Instantiate a VowpalLearner.

Parameters:

args – Command line arguments to instantiate a Vowpal Wabbit contextual bandit learner. For examples and documentation on how to instantiate VW learners from command line arguments see here. We require that either cb, cb_adf, cb_explore, or cb_explore_adf is used. When we format examples for VW context features are placed in the ‘x’ namespace and action features, when relevant, are placed in the ‘a’ namespace.
vw – A mediator able to communicate with VW. This should not need to ever be changed.
seed – A seed for a random number generation.

Methods

finish(): Finish all pending work (e.g., write buffers to disk).

learn(context: Context, action: Action, reward: float, probability: float, actions: Actions | None = None) → None

Learn about the action taken in the context.

Parameters:

context – The context in which the action was taken.
action – The action that was taken.
reward – The reward for the given context and action (feedback for IGL problems).
probability – The probability the given action was taken.
**kwargs – Optional information returned during prediction.

predict(context: Context, actions: Actions) → Tuple[Action, Prob, Kwargs]

Predict which action to take in the context.

Parameters:

context – The current context.

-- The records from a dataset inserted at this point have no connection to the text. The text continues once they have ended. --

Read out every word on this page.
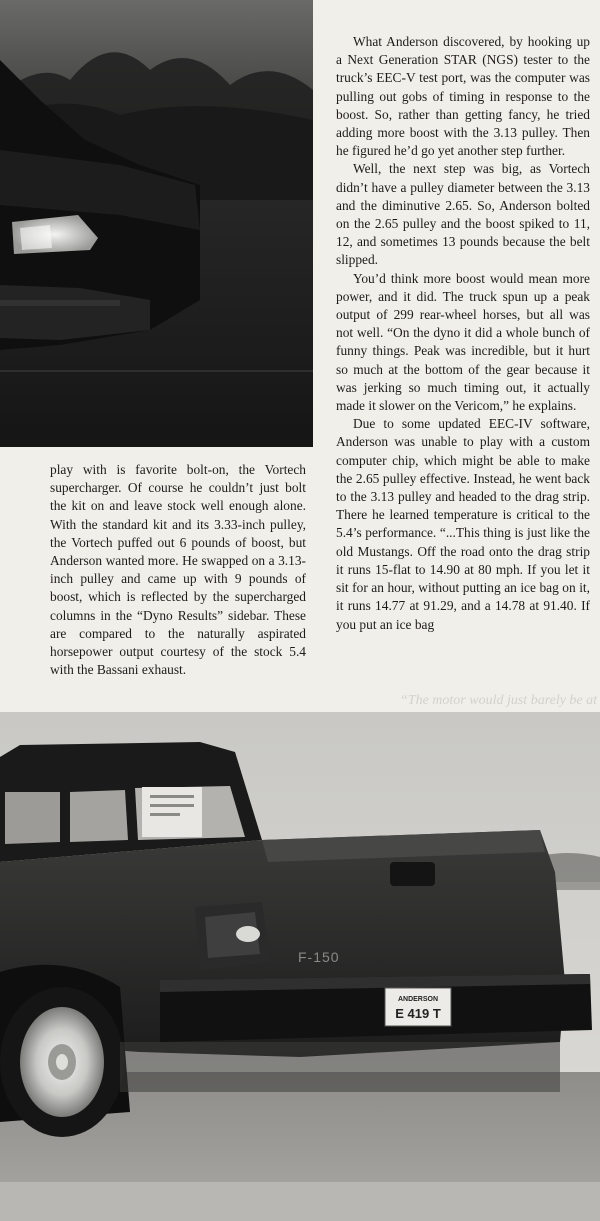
What Anderson discovered, by hooking up a Next Generation STAR (NGS) tester to the truck’s EEC-V test port, was the computer was pulling out gobs of timing in response to the boost. So, rather than getting fancy, he tried adding more boost with the 3.13 pulley. Then he figured he’d go yet another step further.

Well, the next step was big, as Vortech didn’t have a pulley diameter between the 3.13 and the diminutive 2.65. So, Anderson bolted on the 2.65 pulley and the boost spiked to 11, 12, and sometimes 13 pounds because the belt slipped.

You’d think more boost would mean more power, and it did. The truck spun up a peak output of 299 rear-wheel horses, but all was not well. “On the dyno it did a whole bunch of funny things. Peak was incredible, but it hurt so much at the bottom of the gear because it was jerking so much timing out, it actually made it slower on the Vericom,” he explains.

Due to some updated EEC-IV software, Anderson was unable to play with a custom computer chip, which might be able to make the 2.65 pulley effective. Instead, he went back to the 3.13 pulley and headed to the drag strip. There he learned temperature is critical to the 5.4’s performance. “...This thing is just like the old Mustangs. Off the road onto the drag strip it runs 15-flat to 14.90 at 80 mph. If you let it sit for an hour, without putting an ice bag on it, it runs 14.77 at 91.29, and a 14.78 at 91.40. If you put an ice bag

play with is favorite bolt-on, the Vortech supercharger. Of course he couldn’t just bolt the kit on and leave stock well enough alone. With the standard kit and its 3.33-inch pulley, the Vortech puffed out 6 pounds of boost, but Anderson wanted more. He swapped on a 3.13-inch pulley and came up with 9 pounds of boost, which is reflected by the supercharged columns in the “Dyno Results” sidebar. These are compared to the naturally aspirated horsepower output courtesy of the stock 5.4 with the Bassani exhaust.

“The motor would just barely be at
F-150
ANDERSON
E 419 T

It will either be None (multi-armed bandit), a value (a single feature), a sequence of values (dense features), or a dictionary (sparse features).
actions – The current set of actions to choose from in the given context. Each action will either be a value (a single feature), a sequence of values (dense features), or a dictionary (sparse features).

Returns:

A Prediction. Several prediction formats are supported. See the type-hint for these.

score(context: Context, actions: Actions, action: Action) → Prob

Propensity score an action.

Parameters:

context – The current context.
actions – The current set of actions that can be chosen.
action – The action to propensity score.

Returns:

The propensity score of the given action. That is, P(action|context,actions).

Attributes

params